You've used Google Search the same way for 25 years. Type something, get a list of links, click one.
That era just ended.
At Google I/O last month, the company announced it's replacing its traditional search box with an AI-powered conversational engine. Instead of a list of links, Google now serves up AI-generated answers first, with built-in follow-up questions. It's calling it "the biggest upgrade to Search in over 25 years."
Not everyone is thrilled.
Here's what happened
- DuckDuckGo saw US app installs jump an average of 18% week-over-week after Google's announcement, peaking at 30% growth on Memorial Day
- iPhone installs were even wilder, averaging 33% growth with a single-day peak of nearly 70%
- Traffic to DuckDuckGo's AI-free search page (noai.duckduckgo.com) grew 22.7% in the same window
- DuckDuckGo CEO Gabriel Weinberg put it plainly: "Google is force-feeding AI with no way to opt out. Their results are getting worse, not better."

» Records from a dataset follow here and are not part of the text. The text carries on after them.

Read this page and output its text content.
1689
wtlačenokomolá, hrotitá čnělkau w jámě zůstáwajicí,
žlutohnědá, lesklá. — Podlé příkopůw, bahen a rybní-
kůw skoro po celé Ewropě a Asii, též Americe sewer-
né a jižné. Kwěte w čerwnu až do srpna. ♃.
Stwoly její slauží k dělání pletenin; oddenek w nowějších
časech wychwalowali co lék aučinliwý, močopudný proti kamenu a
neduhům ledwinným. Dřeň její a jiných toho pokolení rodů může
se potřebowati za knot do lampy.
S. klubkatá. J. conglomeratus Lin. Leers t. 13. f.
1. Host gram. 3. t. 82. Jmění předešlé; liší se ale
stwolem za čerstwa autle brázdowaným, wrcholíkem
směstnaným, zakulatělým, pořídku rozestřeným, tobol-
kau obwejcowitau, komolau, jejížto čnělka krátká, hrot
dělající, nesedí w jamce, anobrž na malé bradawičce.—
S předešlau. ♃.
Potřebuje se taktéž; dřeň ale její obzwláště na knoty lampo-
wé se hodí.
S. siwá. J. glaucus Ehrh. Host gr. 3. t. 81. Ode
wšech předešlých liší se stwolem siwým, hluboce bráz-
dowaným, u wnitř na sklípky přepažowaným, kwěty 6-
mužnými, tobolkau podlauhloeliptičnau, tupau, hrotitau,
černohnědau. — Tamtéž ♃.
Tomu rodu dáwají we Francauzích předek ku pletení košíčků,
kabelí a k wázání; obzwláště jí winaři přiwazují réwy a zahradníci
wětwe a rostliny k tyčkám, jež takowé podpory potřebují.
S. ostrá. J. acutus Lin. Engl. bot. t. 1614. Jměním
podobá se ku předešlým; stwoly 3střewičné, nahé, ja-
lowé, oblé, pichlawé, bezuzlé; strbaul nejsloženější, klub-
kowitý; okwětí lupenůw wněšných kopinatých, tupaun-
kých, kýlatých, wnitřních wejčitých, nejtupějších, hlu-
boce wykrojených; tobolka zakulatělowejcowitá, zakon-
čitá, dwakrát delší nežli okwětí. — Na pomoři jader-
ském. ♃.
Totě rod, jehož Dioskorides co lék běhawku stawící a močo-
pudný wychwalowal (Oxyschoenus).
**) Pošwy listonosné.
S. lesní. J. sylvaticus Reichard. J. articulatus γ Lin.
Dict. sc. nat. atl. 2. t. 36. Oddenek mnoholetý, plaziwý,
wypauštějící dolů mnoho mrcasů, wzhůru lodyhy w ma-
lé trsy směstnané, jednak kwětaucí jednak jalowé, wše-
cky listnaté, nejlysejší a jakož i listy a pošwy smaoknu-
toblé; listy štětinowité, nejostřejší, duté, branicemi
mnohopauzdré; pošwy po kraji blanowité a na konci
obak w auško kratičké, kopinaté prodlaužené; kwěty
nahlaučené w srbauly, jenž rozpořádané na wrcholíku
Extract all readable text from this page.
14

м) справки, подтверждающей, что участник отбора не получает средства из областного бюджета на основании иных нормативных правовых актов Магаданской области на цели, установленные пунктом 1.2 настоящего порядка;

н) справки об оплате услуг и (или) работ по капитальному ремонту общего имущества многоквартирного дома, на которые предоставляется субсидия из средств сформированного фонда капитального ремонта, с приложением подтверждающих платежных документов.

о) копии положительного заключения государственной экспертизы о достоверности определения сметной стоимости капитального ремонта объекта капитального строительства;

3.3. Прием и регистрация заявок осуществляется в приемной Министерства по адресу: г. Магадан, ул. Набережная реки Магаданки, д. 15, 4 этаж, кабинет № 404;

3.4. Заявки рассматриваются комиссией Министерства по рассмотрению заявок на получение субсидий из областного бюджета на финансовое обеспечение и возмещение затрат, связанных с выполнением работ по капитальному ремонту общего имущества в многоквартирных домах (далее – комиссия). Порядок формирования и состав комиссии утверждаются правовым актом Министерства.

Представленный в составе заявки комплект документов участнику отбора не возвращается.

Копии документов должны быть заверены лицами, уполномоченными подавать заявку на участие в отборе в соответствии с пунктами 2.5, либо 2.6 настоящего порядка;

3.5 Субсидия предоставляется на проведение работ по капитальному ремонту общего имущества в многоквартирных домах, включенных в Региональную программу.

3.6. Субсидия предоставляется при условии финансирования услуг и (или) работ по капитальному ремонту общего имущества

DuckDuckGo wasn't the only one picking up strays. Brave Search and Kagi also saw traffic bumps in the same window. Even Bing has quietly grown from 2.8% to nearly 5% global market share since 2023, partly on the back of its Copilot integration. The pattern is the same everywhere: users who feel pushed around by Google are at least looking around.
Why this matters
To calibrate expectations, Google holds roughly 90% of global search.
DuckDuckGo sits at about 2% in the US, processing around 100-145 million searches a day vs Google's 8.5 billion. A 70% install spike is a loud signal in a very small room.
Google didn't engage directly with the criticism. Instead, a spokesperson pointed back to VP of Search Elizabeth Reid's I/O blog post, which argues that AI Mode now has 1 billion monthly users and that queries are doubling every quarter. Reid's framing is that this isn't a forced transition; it's users choosing AI search on their own. They also noted that Google already offers a "web" filter for anyone who wants plain results without AI.
The irony? DuckDuckGo has AI features too. They're just toggleable. Visit noai.duckduckgo.com, and you get the 2005 internet experience with zero AI in sight.
Our take
Both things can be true at once. Google's AI search is genuinely popular at scale, and a real slice of users hate what it's become. The fight isn't over whether AI belongs in search. It's over who gets to decide how much. Google's answer is we do. DuckDuckGo's answer is you do.
Think of it as two funerals for search as we knew it. The first was when ads arrived and turned an honest list of links into a commercial battlefield; suddenly, half the page was someone paying to be there. The second is happening now. AI doesn't just push ads at you; it skips the links entirely and hands you a pre-chewed answer. You're no longer searching. You're waiting.
DuckDuckGo's surge is people realizing they miss the act of actually looking for something. But that version of search has been gone for a while. AI just held the second service.